Moreover, to help individuals and small businesses plan ahead, state and federal governments also need to create carefully considered, evidence-based directives on what needs to happen before businesses can safely resume activity without contributing to further spread of COVID-19. This may require extensive disease testing to identify workers and consumers who have developed immunity to COVID-19 to start reviving the economy.

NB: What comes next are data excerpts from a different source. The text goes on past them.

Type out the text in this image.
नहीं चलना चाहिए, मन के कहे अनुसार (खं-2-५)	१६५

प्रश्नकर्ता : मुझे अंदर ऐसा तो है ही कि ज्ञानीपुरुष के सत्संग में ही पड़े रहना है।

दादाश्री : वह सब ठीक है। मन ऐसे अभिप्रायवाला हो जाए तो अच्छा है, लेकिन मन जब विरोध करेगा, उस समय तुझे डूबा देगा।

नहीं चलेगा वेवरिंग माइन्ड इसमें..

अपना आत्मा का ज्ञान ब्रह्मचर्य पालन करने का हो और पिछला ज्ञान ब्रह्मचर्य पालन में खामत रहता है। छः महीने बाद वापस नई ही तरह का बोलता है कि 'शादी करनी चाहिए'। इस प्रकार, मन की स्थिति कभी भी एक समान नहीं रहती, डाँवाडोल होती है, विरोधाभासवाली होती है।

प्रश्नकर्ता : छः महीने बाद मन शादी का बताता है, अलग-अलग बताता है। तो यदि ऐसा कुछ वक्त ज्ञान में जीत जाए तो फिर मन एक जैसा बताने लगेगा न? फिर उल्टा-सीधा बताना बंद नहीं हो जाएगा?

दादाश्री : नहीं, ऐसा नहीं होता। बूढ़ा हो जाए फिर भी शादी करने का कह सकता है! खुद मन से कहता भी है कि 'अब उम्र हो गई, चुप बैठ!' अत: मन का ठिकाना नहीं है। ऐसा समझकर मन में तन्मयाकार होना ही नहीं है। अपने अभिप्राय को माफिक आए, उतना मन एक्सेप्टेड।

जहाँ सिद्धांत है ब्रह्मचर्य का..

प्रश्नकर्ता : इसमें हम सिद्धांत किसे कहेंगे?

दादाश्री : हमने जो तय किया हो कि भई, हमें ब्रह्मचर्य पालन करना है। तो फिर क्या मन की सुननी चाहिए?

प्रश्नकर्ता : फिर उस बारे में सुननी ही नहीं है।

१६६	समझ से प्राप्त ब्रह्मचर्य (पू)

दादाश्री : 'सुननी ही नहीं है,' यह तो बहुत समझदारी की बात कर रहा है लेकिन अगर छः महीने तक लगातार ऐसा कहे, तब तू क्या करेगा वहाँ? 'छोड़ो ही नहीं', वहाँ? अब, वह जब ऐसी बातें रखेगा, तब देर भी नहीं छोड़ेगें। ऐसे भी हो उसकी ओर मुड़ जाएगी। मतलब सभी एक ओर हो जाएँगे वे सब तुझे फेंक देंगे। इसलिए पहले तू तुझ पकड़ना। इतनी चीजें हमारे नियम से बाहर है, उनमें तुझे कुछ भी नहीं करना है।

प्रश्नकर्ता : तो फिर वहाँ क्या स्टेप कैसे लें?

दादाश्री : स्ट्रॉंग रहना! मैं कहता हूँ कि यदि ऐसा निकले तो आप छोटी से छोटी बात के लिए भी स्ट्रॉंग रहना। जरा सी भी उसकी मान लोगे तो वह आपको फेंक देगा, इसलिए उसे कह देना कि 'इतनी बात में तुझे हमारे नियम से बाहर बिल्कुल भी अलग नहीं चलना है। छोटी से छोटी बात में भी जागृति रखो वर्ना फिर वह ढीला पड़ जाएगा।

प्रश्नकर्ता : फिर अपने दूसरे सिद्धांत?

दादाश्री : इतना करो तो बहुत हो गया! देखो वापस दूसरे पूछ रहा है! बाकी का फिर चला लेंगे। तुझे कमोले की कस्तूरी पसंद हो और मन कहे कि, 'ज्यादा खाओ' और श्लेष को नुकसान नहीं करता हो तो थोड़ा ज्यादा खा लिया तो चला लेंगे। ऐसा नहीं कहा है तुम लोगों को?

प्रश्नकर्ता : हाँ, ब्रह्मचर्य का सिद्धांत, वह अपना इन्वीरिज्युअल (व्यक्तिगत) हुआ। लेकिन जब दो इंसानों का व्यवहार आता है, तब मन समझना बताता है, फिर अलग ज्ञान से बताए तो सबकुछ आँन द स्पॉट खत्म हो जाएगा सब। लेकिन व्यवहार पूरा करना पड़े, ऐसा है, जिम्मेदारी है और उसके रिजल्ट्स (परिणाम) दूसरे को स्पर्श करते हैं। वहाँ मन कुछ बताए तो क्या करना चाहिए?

In a couple of months, I’ll be in the front-lines of helping treat COVID-19 patients, and hopefully, utilizing medicine and science to help our communities and the country to revitalize the economy safely. As a physician, protecting is and will be my utmost priority; however, we cannot ignore the plight of everyday workers and small businesses.

We need to plan for how to save livelihoods while maintaining the safety of the public. Now that we’ve placed the economy on life support, we need to plan ahead for its resuscitation and rehabilitation.

Yoo Jung Kim is a fourth-year medical student at the Stanford University School of Medicine and will begin an internship at Santa Clara Valley Medical Center in June. She has previously written commentaries for The Washington Post, The San Francisco Chronicle, The Seattle Times, Nature, KevinMD and Doximity, and she is the co-author of “What Every Science Student Should Know.”